The program previously funded 16 projects ranging from improving turbine blades for aircraft engines to reducing heat loss in electronics to improving fiberglass production. Partners range from small to large companies, industry consortia and institutes. “We’re excited about this second round of projects because companies are bringing forward challenges that we can help address, which result in advancing innovation in US manufacturing and increasing our economic competitiveness,” said LLNL mathematician Peg Folta, director of the HPC4Mfg Program.

The 13 new projects include LLNL partnering with GE Global Research (Niskayuna, New York) to study how to mitigate defects when 3D printing metal parts; General Motors Co. (Detroit) and EPRI of California will partner with ORNL to improve welding techniques for automobile manufacturing and power plant builds; Alzeta Corp. (Santa Clara, CA) is partnering with LBNL to reduce emissions from semiconductor processing that could potentially harm the ozone layer; and Actasys Inc. (Watervliet, NY) is partnering with ORNL to decrease the fuel consumption of tractor trailer trucks by actively modifying their aerodynamics to reduce drag.

Other new projects funded by HPC4Mfg include: Shiloh Industries of Ohio will partner with ORNL to study phase change cooling of tooling to speed up casting processes; Rolls-Royce Corp. of Indiana will partner with ORNL to improve silicon carbide composites; ORNL will partner with Agenda 2020 Technology Alliance, a consortium focused on the paper industry to design better catalysts for lignin breakdown; and PPG of Pennsylvania will partner with LBNL to decrease the time needed to paint automobiles.

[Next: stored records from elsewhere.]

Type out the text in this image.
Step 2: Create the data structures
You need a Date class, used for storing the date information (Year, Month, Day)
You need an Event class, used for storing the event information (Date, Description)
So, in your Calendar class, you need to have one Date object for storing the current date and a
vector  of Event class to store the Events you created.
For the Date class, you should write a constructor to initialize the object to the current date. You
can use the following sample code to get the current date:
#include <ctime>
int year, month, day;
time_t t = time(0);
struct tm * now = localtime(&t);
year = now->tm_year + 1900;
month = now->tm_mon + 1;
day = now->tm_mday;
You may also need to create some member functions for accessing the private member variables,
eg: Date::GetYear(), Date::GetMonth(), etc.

Carbon Inc. of California will partner with LBNL to increase the speed of polymer additively manufactured components; the American Chemical Society Green Chemistry Institute will partner with LBNL to develop lower energy mechanisms of chemical separation using membranes; Sepion Technologies of California will partner with LBNL to make new membranes to increase the lifetime of Li-S batteries; Applied Materials Inc. of California will partner with LLNL to enable the manufacture of higher quality, more efficient LEDs for lighting; and Harper International Corp. of New York will partner with ORNL to reduce the cost of carbon fibers.